Medical Physicist Assistant, Department of Imaging, Cedars-Sinai Medical Center, Los Angeles, California.
Chair, Department of Imaging, Cedars-Sinai Medical Center, Los Angeles, California.
J Am Coll Radiol. 2024 Jul;21(7):1058-1066. doi: 10.1016/j.jacr.2024.01.008. Epub 2024 Jan 28.
Challenges from administrative support, scanners' heterogeneity, patient size variation, and protocol mapping hinder CT protocol and dose management. We present a holistic approach to overcome these challenges.
A dose tracking software was selected with two key requirements: intelligent protocol mapping and customizable dose threshold settings according to the patient size. A multifaceted workflow was carefully implemented. It included patient size-dependent dose thresholds for e-mail alerts, a base protocol archive on a website with a unified format using an in-house developed reformat software upon protocol export, prompt dose alert follow-up, and well-controlled protocol changes. The thresholds were iteratively updated following protocol changes or review of dose statistics.
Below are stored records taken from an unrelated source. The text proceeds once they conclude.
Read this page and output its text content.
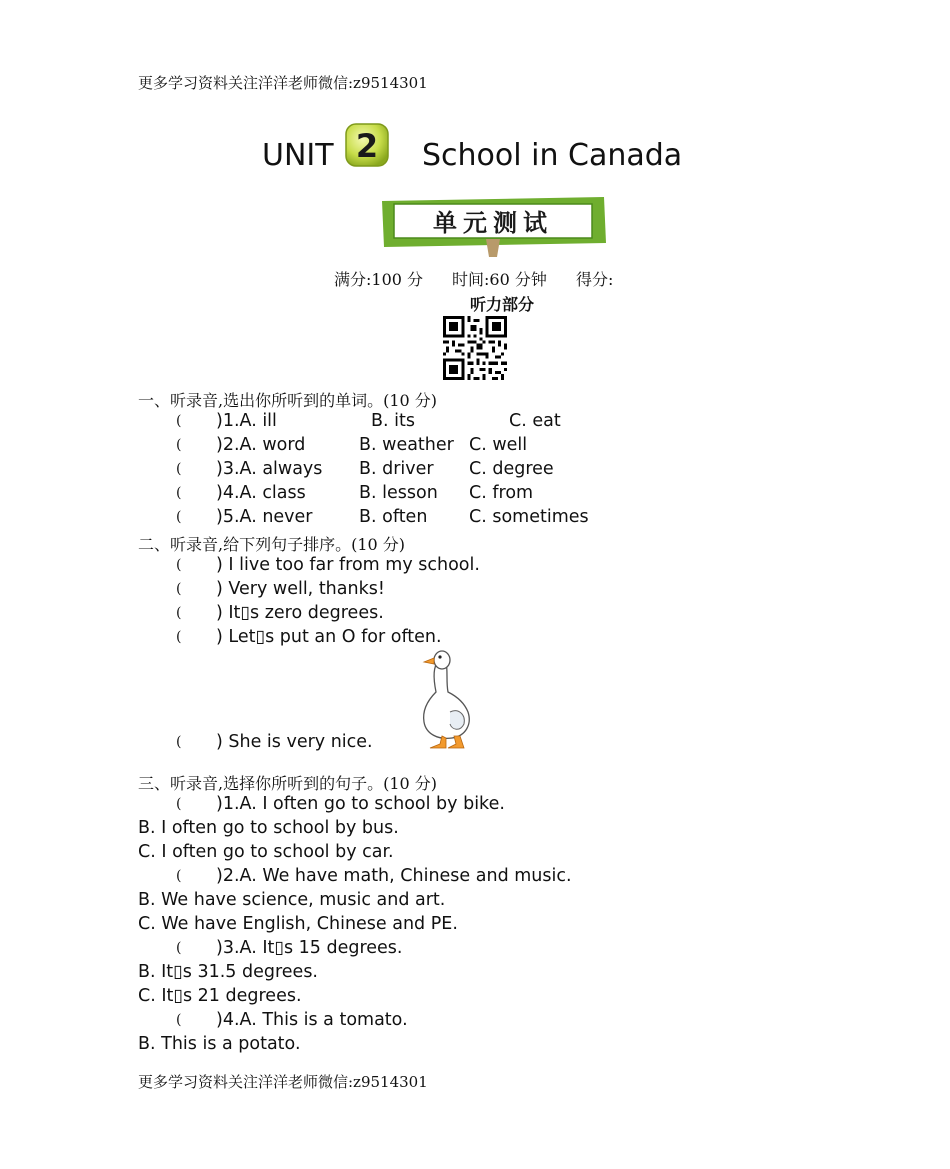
更多学习资料关注洋洋老师微信:z9514301
UNIT 2 School in Canada
单元测试
满分:100 分 时间:60 分钟 得分:
听力部分
一、听录音,选出你所听到的单词。(10 分)
( )1.A. ill	B. its	C. eat
( )2.A. word	B. weather C. well
( )3.A. always B. driver C. degree
( )4.A. class	B. lesson C. from
( )5.A. never	B. often C. sometimes
二、听录音,给下列句子排序。(10 分)
( ) I live too far from my school.
( ) Very well, thanks!
( ) It▯s zero degrees.
( ) Let▯s put an O for often.
( ) She is very nice.
三、听录音,选择你所听到的句子。(10 分)
( )1.A. I often go to school by bike.
B. I often go to school by bus.
C. I often go to school by car.
( )2.A. We have math, Chinese and music.
B. We have science, music and art.
C. We have English, Chinese and PE.
( )3.A. It▯s 15 degrees.
B. It▯s 31.5 degrees.
C. It▯s 21 degrees.
( )4.A. This is a tomato.
B. This is a potato.
更多学习资料关注洋洋老师微信:z9514301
The program outcome was evaluated using 11 protocols from January 2020 to May 2023 (N = 148,678) in comparison to ACR's achievable dose (AD) and dose reference levels (DRLs).
The 75th percentile dose data were lower than the ACR's DRL on average, ranging from -4.9% to -36%. The median doses were in a range of -23% to 19% on average in comparison with the ACR's AD. The median value from pulmonary embolism scans initially showed 36% higher than the AD but was gradually reduced to nearly 3% lower than the AD. The percentage of unjustified alerted cases decreased from 80% in first half year of 2020 to 17% in the first 5 months of 2023.
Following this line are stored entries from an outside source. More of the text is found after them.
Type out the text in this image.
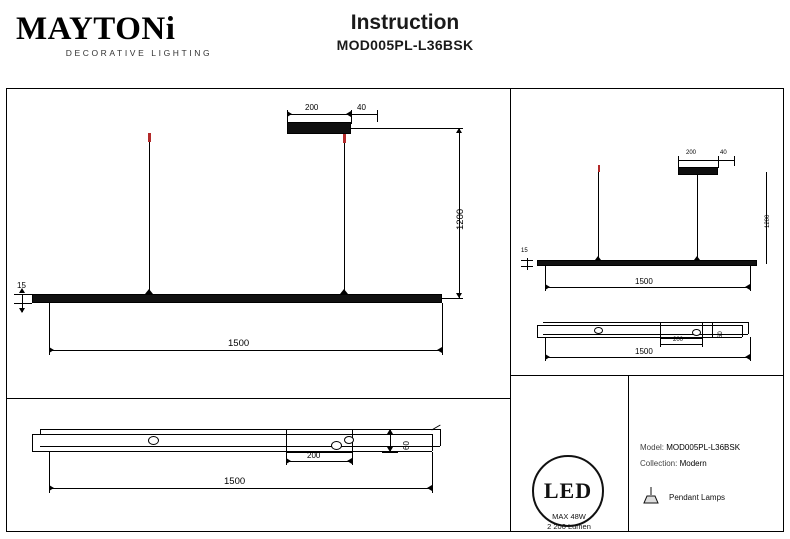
MAYTONi
DECORATIVE LIGHTING
Instruction
MOD005PL-L36BSK
200	40
1200
15
1500
200
60
1500
200	40
1200
15
1500
60
200
1500
LED
MAX 48W
2 200 Lumen
Model: MOD005PL-L36BSK
Collection: Modern
Pendant Lamps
The results showed that our holistic approach to protocol and dose management has been effective. The impact to practice has been prompt and sustainable.
行政支持、扫描仪的异质性、患者体型变化以及方案映射方面的挑战,给 CT 方案和剂量管理带来了阻碍。我们提出了一种整体方法来克服这些挑战。
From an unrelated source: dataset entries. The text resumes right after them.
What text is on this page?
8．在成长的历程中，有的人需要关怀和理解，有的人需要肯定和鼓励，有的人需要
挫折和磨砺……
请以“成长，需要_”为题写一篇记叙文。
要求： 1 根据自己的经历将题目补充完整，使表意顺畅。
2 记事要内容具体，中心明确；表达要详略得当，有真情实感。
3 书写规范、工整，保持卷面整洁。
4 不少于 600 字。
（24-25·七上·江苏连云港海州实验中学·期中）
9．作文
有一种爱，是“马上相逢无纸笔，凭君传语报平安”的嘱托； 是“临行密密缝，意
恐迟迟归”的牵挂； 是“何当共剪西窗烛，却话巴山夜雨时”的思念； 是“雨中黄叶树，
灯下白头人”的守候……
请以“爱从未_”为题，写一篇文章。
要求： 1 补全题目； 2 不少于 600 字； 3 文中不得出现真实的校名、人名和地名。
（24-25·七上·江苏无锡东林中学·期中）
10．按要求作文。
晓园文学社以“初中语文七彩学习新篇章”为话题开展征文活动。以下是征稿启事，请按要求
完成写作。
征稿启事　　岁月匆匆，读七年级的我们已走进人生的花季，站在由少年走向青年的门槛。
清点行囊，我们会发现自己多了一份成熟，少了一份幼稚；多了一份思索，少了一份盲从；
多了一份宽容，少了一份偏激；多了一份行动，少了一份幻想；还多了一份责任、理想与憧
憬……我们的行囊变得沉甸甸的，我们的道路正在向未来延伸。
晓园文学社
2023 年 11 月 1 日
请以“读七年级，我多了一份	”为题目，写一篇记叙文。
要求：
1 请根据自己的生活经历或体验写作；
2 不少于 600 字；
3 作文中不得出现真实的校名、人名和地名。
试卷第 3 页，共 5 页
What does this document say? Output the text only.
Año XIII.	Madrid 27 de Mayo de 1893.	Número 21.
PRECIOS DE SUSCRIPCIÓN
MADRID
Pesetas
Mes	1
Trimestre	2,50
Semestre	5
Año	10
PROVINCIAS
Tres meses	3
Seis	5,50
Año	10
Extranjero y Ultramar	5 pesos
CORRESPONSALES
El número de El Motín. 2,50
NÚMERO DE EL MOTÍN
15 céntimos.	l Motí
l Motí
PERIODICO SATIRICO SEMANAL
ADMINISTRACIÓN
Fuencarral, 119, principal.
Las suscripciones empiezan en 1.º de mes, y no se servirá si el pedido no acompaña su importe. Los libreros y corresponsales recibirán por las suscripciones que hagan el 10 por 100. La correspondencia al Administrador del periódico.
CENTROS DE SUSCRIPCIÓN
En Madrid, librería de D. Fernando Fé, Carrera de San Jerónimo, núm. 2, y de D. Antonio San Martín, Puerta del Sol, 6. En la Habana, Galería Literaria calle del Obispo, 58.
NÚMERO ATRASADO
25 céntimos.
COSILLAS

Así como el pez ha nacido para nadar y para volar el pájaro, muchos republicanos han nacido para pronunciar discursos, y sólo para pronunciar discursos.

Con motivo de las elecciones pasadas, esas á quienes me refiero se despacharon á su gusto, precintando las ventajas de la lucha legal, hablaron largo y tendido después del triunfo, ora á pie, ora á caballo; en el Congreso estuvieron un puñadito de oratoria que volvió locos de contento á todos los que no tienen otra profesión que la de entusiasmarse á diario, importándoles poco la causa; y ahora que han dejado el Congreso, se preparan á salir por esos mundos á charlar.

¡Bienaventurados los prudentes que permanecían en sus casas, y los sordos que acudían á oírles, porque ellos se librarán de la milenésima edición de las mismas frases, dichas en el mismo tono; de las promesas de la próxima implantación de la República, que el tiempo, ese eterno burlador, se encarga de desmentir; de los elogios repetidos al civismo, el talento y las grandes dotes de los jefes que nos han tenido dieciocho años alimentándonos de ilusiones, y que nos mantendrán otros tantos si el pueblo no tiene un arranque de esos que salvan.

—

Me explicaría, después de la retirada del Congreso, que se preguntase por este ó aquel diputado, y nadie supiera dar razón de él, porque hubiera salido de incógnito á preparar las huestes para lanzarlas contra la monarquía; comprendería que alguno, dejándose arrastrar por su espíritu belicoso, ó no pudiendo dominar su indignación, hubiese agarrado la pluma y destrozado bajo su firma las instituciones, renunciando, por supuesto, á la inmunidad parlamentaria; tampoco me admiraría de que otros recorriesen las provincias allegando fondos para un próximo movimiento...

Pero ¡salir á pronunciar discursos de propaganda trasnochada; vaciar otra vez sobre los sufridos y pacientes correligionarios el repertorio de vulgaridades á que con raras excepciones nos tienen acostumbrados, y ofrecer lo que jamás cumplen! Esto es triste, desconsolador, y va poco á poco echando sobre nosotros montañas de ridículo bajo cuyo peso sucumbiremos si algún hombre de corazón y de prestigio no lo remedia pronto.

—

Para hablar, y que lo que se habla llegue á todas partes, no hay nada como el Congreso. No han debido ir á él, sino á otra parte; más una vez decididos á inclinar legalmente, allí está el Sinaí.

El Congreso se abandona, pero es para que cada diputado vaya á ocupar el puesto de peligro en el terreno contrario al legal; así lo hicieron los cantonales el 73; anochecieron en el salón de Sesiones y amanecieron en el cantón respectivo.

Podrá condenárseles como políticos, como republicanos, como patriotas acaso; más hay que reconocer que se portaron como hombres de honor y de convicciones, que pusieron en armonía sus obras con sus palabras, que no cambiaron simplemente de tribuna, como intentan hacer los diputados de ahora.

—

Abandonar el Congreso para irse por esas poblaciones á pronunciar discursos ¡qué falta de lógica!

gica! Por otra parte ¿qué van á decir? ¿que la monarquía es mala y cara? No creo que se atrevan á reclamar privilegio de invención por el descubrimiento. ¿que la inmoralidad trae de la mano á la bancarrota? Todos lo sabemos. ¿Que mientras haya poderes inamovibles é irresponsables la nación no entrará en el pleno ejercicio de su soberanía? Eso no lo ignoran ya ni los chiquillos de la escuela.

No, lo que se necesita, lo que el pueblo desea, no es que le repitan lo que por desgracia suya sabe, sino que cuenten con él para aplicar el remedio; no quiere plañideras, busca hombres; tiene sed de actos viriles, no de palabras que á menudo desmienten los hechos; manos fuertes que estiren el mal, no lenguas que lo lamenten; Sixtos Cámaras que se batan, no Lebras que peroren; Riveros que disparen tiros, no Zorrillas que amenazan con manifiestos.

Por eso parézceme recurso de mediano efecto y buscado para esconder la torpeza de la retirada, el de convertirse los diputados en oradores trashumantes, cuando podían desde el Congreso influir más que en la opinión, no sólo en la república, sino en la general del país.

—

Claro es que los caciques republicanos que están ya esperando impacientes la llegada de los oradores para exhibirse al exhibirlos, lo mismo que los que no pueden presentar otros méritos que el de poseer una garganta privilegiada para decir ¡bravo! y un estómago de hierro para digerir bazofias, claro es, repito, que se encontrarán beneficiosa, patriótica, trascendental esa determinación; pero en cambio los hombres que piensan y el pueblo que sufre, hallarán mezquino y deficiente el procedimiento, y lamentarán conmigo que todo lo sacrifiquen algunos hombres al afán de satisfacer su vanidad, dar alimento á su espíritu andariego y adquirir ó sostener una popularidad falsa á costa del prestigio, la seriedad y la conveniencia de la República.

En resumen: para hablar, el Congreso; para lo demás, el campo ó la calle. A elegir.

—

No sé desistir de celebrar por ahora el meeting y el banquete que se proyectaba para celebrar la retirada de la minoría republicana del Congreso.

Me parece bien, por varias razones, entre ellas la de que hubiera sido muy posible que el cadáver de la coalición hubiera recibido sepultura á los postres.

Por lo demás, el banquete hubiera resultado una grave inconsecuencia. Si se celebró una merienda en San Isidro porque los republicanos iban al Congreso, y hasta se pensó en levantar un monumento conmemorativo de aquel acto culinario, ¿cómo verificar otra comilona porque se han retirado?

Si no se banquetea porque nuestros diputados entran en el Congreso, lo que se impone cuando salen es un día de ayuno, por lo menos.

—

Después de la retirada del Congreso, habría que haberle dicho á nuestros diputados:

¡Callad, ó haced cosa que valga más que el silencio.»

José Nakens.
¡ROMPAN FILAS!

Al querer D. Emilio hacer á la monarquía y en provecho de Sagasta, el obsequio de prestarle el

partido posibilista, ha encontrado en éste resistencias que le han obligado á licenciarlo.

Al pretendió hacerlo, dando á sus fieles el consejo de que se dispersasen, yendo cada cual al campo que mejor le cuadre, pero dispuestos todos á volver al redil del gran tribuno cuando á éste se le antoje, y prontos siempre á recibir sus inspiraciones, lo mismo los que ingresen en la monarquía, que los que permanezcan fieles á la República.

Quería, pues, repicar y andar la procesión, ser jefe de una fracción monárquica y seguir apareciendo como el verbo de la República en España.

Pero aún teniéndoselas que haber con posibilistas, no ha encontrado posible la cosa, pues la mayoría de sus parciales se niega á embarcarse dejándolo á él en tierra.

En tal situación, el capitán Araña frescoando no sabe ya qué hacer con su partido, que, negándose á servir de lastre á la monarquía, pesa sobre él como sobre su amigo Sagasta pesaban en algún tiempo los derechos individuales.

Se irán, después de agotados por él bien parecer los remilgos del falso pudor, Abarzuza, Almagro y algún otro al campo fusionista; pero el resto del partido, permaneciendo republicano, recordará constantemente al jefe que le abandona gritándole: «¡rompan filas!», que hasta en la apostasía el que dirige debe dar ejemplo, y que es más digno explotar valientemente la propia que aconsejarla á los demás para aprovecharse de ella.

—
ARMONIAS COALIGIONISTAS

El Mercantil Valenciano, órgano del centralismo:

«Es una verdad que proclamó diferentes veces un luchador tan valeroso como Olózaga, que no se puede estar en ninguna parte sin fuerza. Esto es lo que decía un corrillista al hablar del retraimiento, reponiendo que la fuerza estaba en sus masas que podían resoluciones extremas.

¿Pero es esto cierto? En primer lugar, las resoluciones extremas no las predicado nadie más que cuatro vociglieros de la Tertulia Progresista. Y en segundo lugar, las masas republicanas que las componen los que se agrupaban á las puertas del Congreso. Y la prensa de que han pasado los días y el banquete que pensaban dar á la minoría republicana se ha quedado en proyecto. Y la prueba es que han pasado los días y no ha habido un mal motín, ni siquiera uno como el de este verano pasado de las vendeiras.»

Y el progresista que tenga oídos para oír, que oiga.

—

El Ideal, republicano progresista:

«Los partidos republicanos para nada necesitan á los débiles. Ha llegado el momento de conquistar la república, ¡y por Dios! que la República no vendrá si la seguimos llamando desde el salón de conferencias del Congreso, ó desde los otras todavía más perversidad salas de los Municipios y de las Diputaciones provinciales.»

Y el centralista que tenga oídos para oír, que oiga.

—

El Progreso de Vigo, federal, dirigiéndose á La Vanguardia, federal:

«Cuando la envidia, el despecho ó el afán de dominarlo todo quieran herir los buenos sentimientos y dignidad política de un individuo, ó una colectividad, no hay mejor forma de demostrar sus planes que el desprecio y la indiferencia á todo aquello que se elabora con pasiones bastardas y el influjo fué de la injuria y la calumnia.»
选择了一种具有两个关键要求的剂量跟踪软件:智能方案映射和根据患者体型定制剂量阈值设置。精心实施了多方面的工作流程。它包括根据患者体型为电子邮件警报设置剂量阈值、在网站上建立一个具有统一格式的基本方案档案,该格式可使用内部开发的重新格式化软件在导出方案后进行转换、及时跟进剂量警报、以及对方案进行严格控制的更改。根据方案更改或剂量统计数据的审查,迭代更新阈值。使用 2020 年 1 月至 2023 年 5 月的 11 个方案(N = 148678),以及与 ACR 的可实现剂量(AD)和剂量参考水平(DRL)进行比较,评估了该程序的结果。
75 百分位数剂量数据平均低于 ACR 的 DRL,范围从-4.9%到-36%。与 ACR 的 AD 相比,中位数剂量的范围平均在-23%至 19%之间。最初,肺栓塞扫描的中位数显示比 AD 高 36%,但逐渐降低到比 AD 低近 3%。不合理警报病例的百分比从 2020 年上半年的 80%下降到 2023 年 5 个月的 17%。
结果表明,我们对方案和剂量管理的整体方法是有效的。对实践的影响是及时和可持续的。